Honey is anti-microbial and anti-bacterial, too. At least the real stuff is. That's one of the complaints that honey vendors in the US have - there are no standards for anything but sugar content for foreign honey so most of the sue-bee shit you buy at the grocery store is nothing but glucose and food coloring.

The real stuff is halfway to neosporin.





user-inactivated  ·  3931 days ago  ·  link  ·  

Yeah I also read about this -- real honey is excellent for sick people, etc.

And I have been wondering exactly how good for me the honey I buy at the store is. I figured it was sugar.

I have learned a fair amount about honey today.

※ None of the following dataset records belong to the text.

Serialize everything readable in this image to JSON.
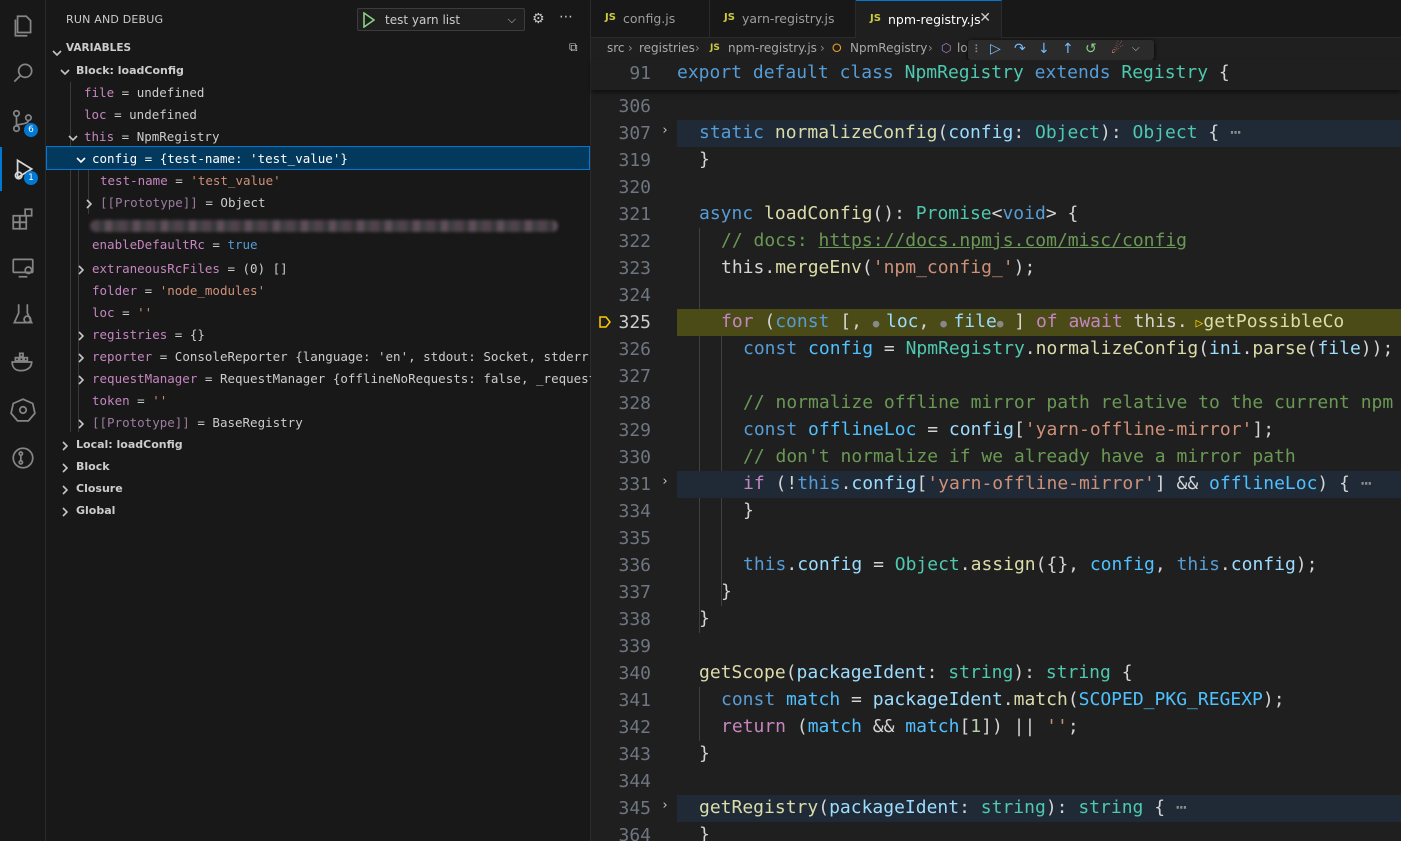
{
  "activity_bar": {
    "items": [
      {
        "name": "explorer",
        "icon": "files-icon"
      },
      {
        "name": "search",
        "icon": "search-icon"
      },
      {
        "name": "source-control",
        "icon": "source-control-icon",
        "badge": "6"
      },
      {
        "name": "run-and-debug",
        "icon": "debug-icon",
        "badge": "1",
        "active": true
      },
      {
        "name": "extensions",
        "icon": "extensions-icon"
      },
      {
        "name": "remote-explorer",
        "icon": "remote-explorer-icon"
      },
      {
        "name": "testing",
        "icon": "testing-icon"
      },
      {
        "name": "docker",
        "icon": "docker-icon"
      },
      {
        "name": "kubernetes",
        "icon": "kubernetes-icon"
      },
      {
        "name": "gitlens",
        "icon": "gitlens-icon"
      }
    ]
  },
  "sidebar": {
    "title": "RUN AND DEBUG",
    "launch_config": "test yarn list",
    "variables_title": "VARIABLES",
    "scopes": {
      "block_loadconfig": "Block: loadConfig",
      "local_loadconfig": "Local: loadConfig",
      "block": "Block",
      "closure": "Closure",
      "global": "Global"
    },
    "vars": {
      "file": {
        "name": "file",
        "value": "undefined"
      },
      "loc": {
        "name": "loc",
        "value": "undefined"
      },
      "this": {
        "name": "this",
        "value": "NpmRegistry"
      },
      "config": {
        "name": "config",
        "value": "{test-name: 'test_value'}"
      },
      "test_name": {
        "name": "test-name",
        "value": "'test_value'"
      },
      "proto1": {
        "name": "[[Prototype]]",
        "value": "Object"
      },
      "enable_default_rc": {
        "name": "enableDefaultRc",
        "value": "true"
      },
      "extraneous": {
        "name": "extraneousRcFiles",
        "value": "(0) []"
      },
      "folder": {
        "name": "folder",
        "value": "'node_modules'"
      },
      "loc2": {
        "name": "loc",
        "value": "''"
      },
      "registries": {
        "name": "registries",
        "value": "{}"
      },
      "reporter": {
        "name": "reporter",
        "value": "ConsoleReporter {language: 'en', stdout: Socket, stderr: …"
      },
      "request_manager": {
        "name": "requestManager",
        "value": "RequestManager {offlineNoRequests: false, _requestC…"
      },
      "token": {
        "name": "token",
        "value": "''"
      },
      "proto2": {
        "name": "[[Prototype]]",
        "value": "BaseRegistry"
      }
    }
  },
  "editor": {
    "tabs": [
      {
        "label": "config.js",
        "badge": "JS",
        "active": false
      },
      {
        "label": "yarn-registry.js",
        "badge": "JS",
        "active": false
      },
      {
        "label": "npm-registry.js",
        "badge": "JS",
        "active": true
      }
    ],
    "breadcrumbs": [
      "src",
      "registries",
      "npm-registry.js",
      "NpmRegistry",
      "lo"
    ],
    "sticky_line": {
      "num": "91",
      "text": "export default class NpmRegistry extends Registry {"
    },
    "current_line": "325",
    "lines": [
      {
        "num": "306"
      },
      {
        "num": "307"
      },
      {
        "num": "319"
      },
      {
        "num": "320"
      },
      {
        "num": "321"
      },
      {
        "num": "322"
      },
      {
        "num": "323"
      },
      {
        "num": "324"
      },
      {
        "num": "325"
      },
      {
        "num": "326"
      },
      {
        "num": "327"
      },
      {
        "num": "328"
      },
      {
        "num": "329"
      },
      {
        "num": "330"
      },
      {
        "num": "331"
      },
      {
        "num": "334"
      },
      {
        "num": "335"
      },
      {
        "num": "336"
      },
      {
        "num": "337"
      },
      {
        "num": "338"
      },
      {
        "num": "339"
      },
      {
        "num": "340"
      },
      {
        "num": "341"
      },
      {
        "num": "342"
      },
      {
        "num": "343"
      },
      {
        "num": "344"
      },
      {
        "num": "345"
      },
      {
        "num": "364"
      }
    ],
    "tokens": {
      "l307": [
        "static",
        "normalizeConfig",
        "(",
        "config",
        ": ",
        "Object",
        "): ",
        "Object",
        " {",
        "⋯"
      ],
      "l319": [
        "}"
      ],
      "l321": [
        "async",
        "loadConfig",
        "(): ",
        "Promise",
        "<",
        "void",
        "> {"
      ],
      "l322": [
        "// docs: ",
        "https://docs.npmjs.com/misc/config"
      ],
      "l323": [
        "this",
        ".",
        "mergeEnv",
        "(",
        "'npm_config_'",
        ");"
      ],
      "l325": [
        "for",
        " (",
        "const",
        " [, ",
        "loc",
        ", ",
        "file",
        " ] ",
        "of",
        " ",
        "await",
        " ",
        "this",
        ".",
        "getPossibleCo"
      ],
      "l326": [
        "const",
        " ",
        "config",
        " = ",
        "NpmRegistry",
        ".",
        "normalizeConfig",
        "(",
        "ini",
        ".",
        "parse",
        "(",
        "file",
        "));"
      ],
      "l328": [
        "// normalize offline mirror path relative to the current npm"
      ],
      "l329": [
        "const",
        " ",
        "offlineLoc",
        " = ",
        "config",
        "[",
        "'yarn-offline-mirror'",
        "];"
      ],
      "l330": [
        "// don't normalize if we already have a mirror path"
      ],
      "l331": [
        "if",
        " (!",
        "this",
        ".",
        "config",
        "[",
        "'yarn-offline-mirror'",
        "] && ",
        "offlineLoc",
        ") {",
        "⋯"
      ],
      "l334": [
        "}"
      ],
      "l336": [
        "this",
        ".",
        "config",
        " = ",
        "Object",
        ".",
        "assign",
        "({}, ",
        "config",
        ", ",
        "this",
        ".",
        "config",
        ");"
      ],
      "l337": [
        "}"
      ],
      "l338": [
        "}"
      ],
      "l340": [
        "getScope",
        "(",
        "packageIdent",
        ": ",
        "string",
        "): ",
        "string",
        " {"
      ],
      "l341": [
        "const",
        " ",
        "match",
        " = ",
        "packageIdent",
        ".",
        "match",
        "(",
        "SCOPED_PKG_REGEXP",
        ");"
      ],
      "l342": [
        "return",
        " (",
        "match",
        " && ",
        "match",
        "[",
        "1",
        "]) || ",
        "''",
        ";"
      ],
      "l343": [
        "}"
      ],
      "l345": [
        "getRegistry",
        "(",
        "packageIdent",
        ": ",
        "string",
        "): ",
        "string",
        " {",
        "⋯"
      ],
      "l364": [
        "}"
      ],
      "sticky": [
        "export",
        " ",
        "default",
        " ",
        "class",
        " ",
        "NpmRegistry",
        " ",
        "extends",
        " ",
        "Registry",
        " {"
      ]
    }
  }
}
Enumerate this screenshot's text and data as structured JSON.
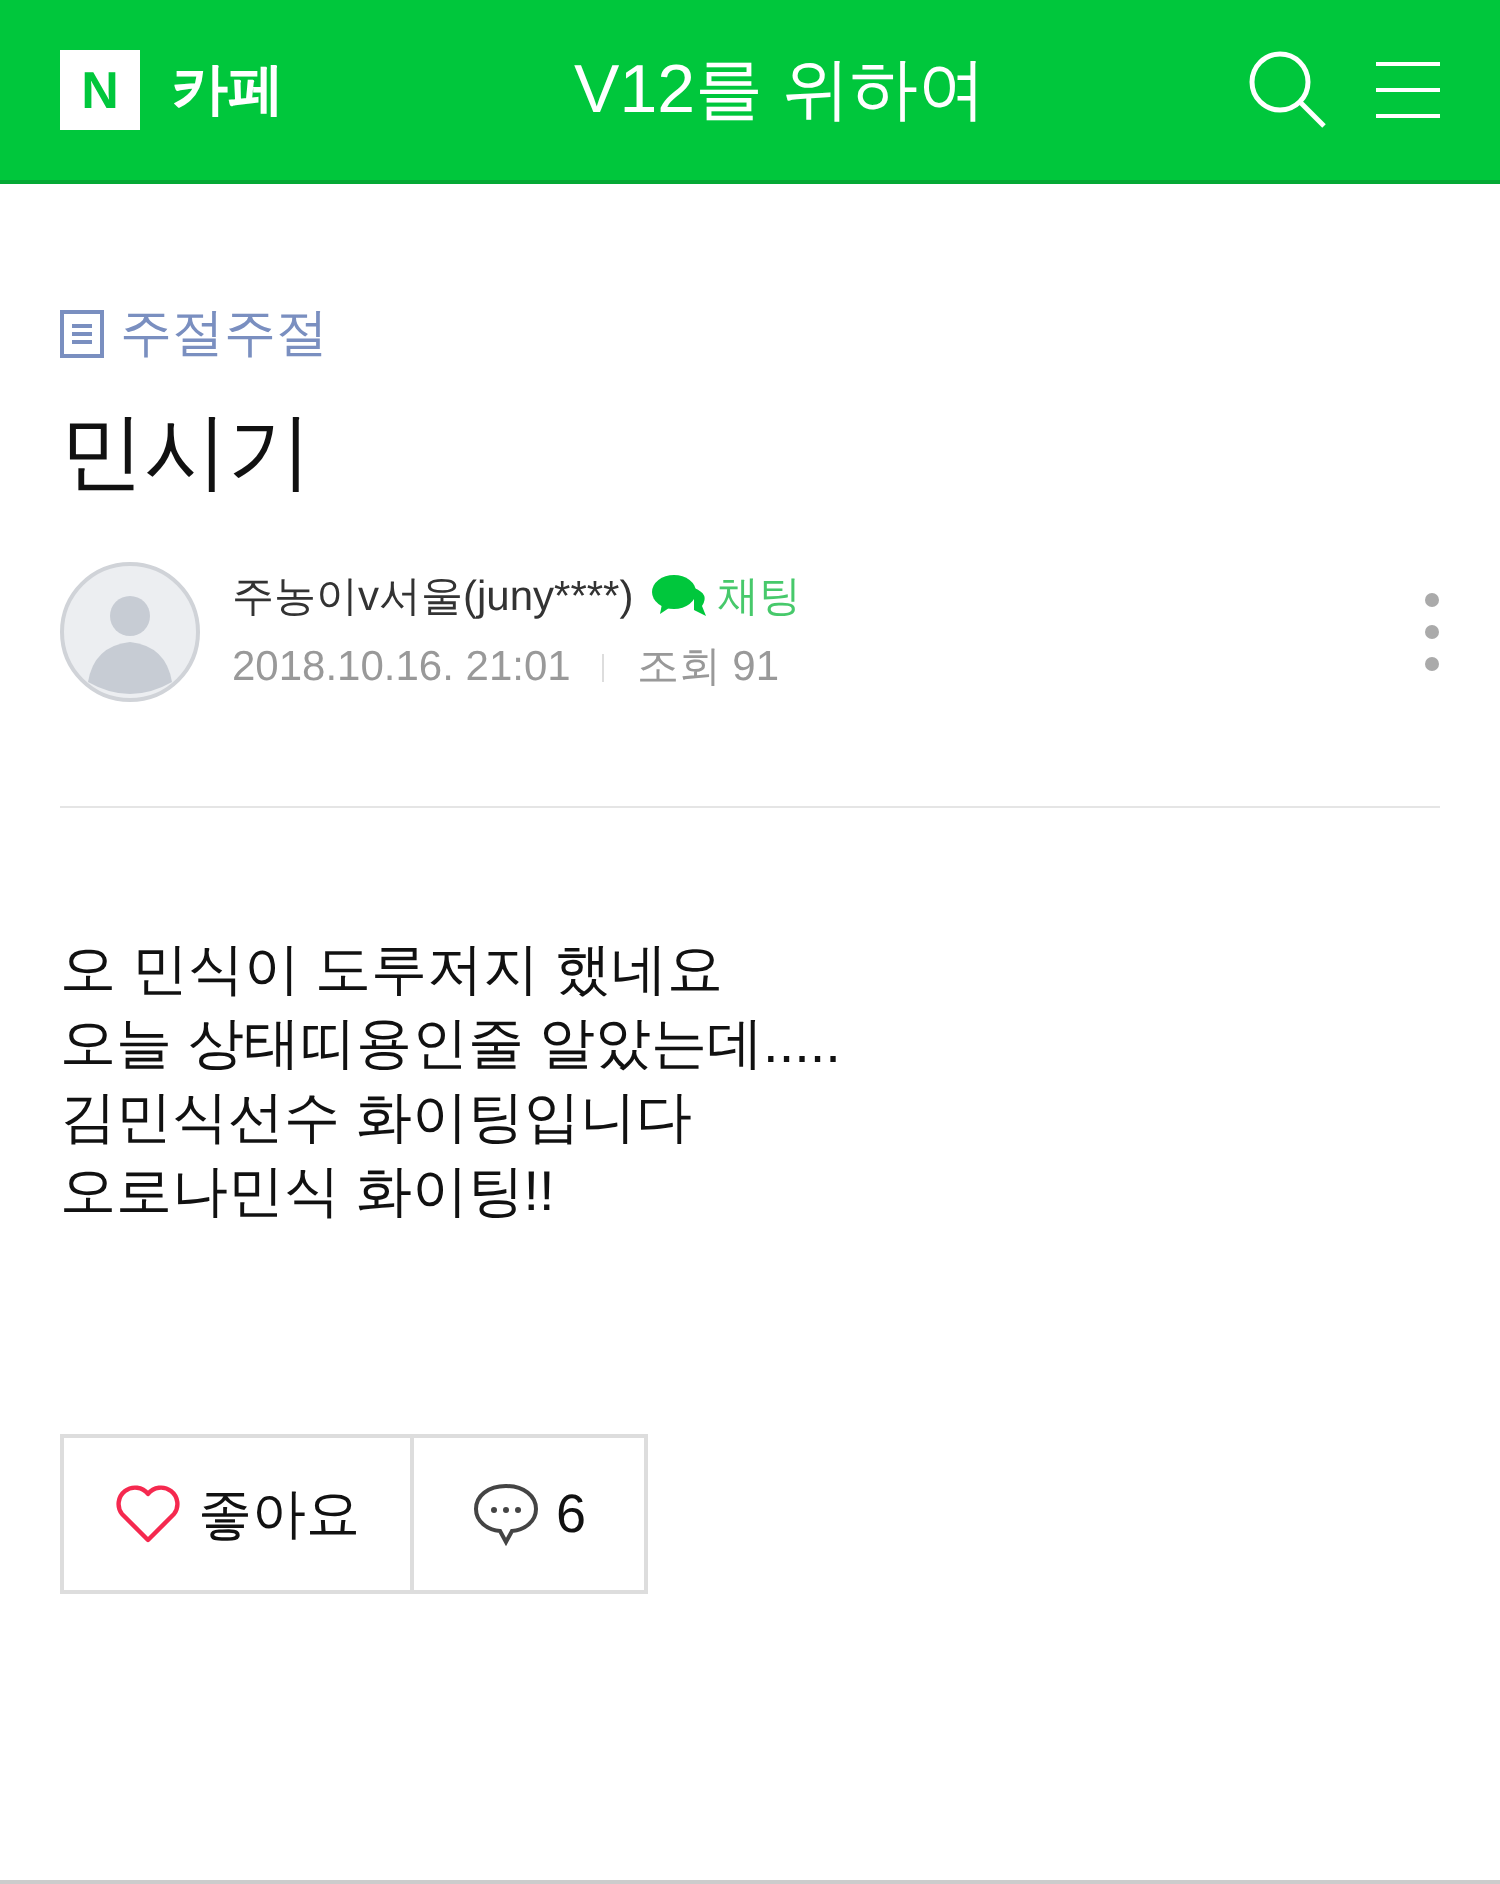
{
  "header": {
    "logo": "N",
    "service": "카페",
    "cafe_name": "V12를 위하여"
  },
  "post": {
    "category": "주절주절",
    "title": "민시기",
    "author": {
      "name": "주농이v서울(juny****)",
      "chat": "채팅",
      "date": "2018.10.16. 21:01",
      "views": "조회 91"
    },
    "body": [
      "오 민식이 도루저지 했네요",
      "오늘 상태띠용인줄 알았는데.....",
      "김민식선수 화이팅입니다",
      "오로나민식 화이팅!!"
    ]
  },
  "actions": {
    "like": {
      "label": "좋아요",
      "liked": false
    },
    "comments": {
      "count": "6"
    }
  }
}
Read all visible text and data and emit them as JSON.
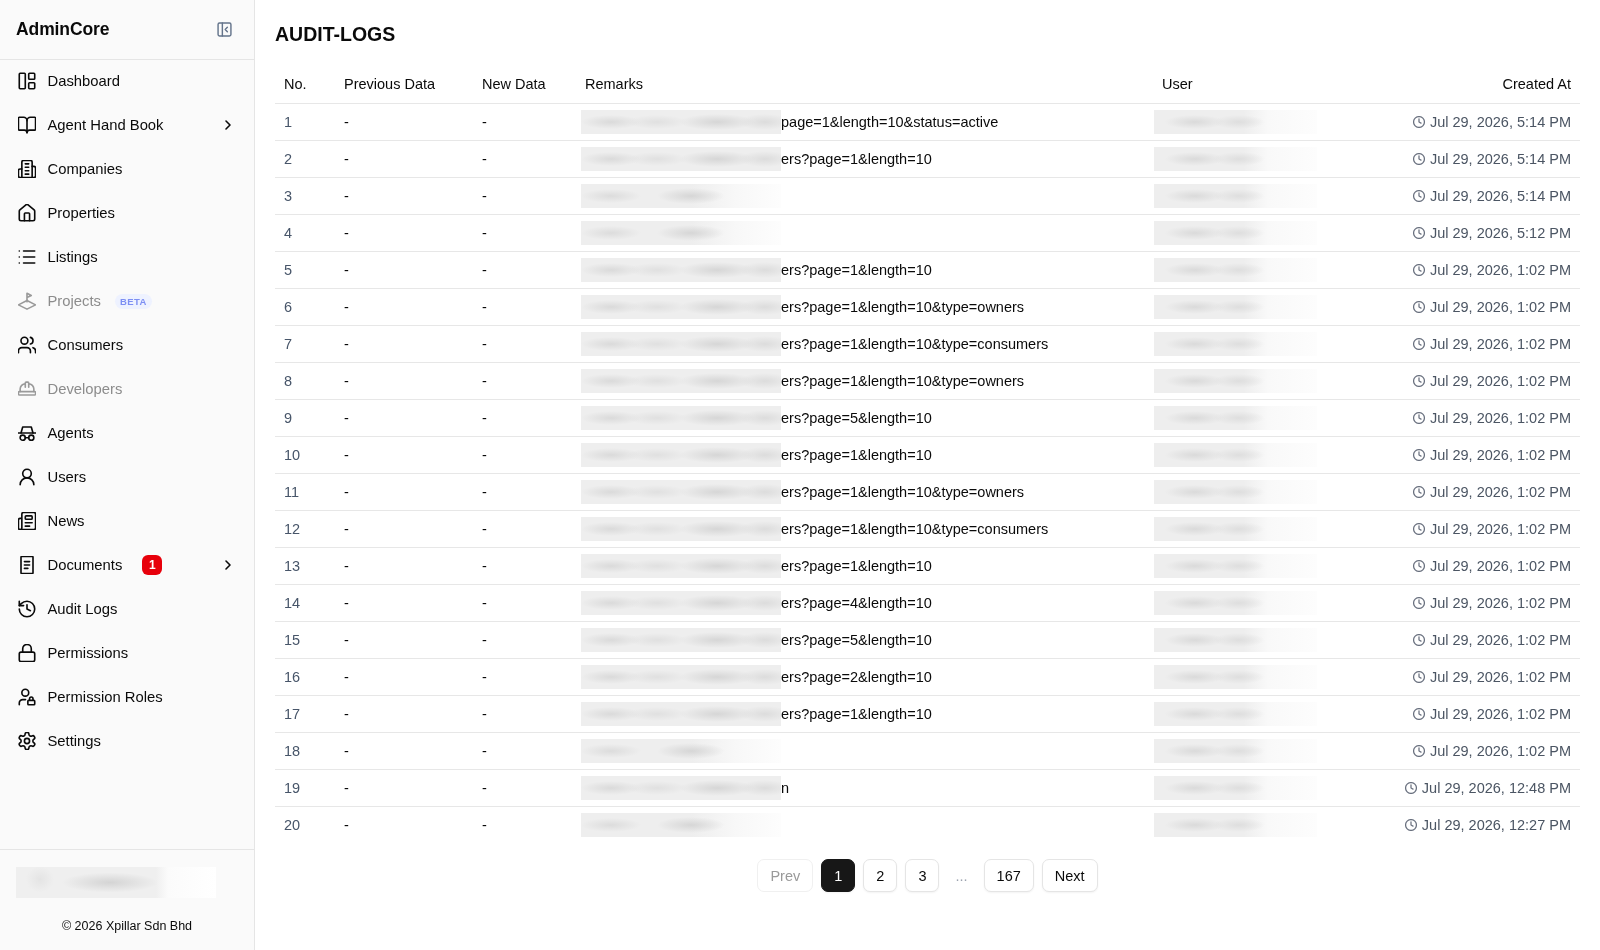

briandmyers  ·  3931 days ago  ·  link  ·  

Just FYI - a lot of the lauded anti-bacterial qualities of honey come into play when it is used as a salve, not when taken internally. Honey is good to use on wounds, esp. burns, because the high sugar content drains fluids from the wound by osmotic pressure (making an unpleasant environment for bacteria), and also it supplies simple sugars which can be absorbed and used as nutrients by healing tissues below.

Some types of NZ honey (manuka) have an additional benefit labelled "UMF", which is extra-anti-bacterial, apparently. Manuka (also called "tea tree" here) has a strong flavour; I'm not fond of it myself. A little piney-tasting. It's a common tree here, similar to Texas mesquite.

thenewgreen  ·  3931 days ago  ·  link  ·  

The same Teatree as this?

briandmyers  ·  3931 days ago  ·  link  ·  

It's related. The NZ manuka tree is this :

http://en.wikipedia.org/wiki/Leptospermum_scoparium

The wood is nice to use for smoking (especially fish), and it's good for firewood; although the trees are small, the word is very hard and burns long.

The Aussie melaleuca is a different species. I'm not familiar with it.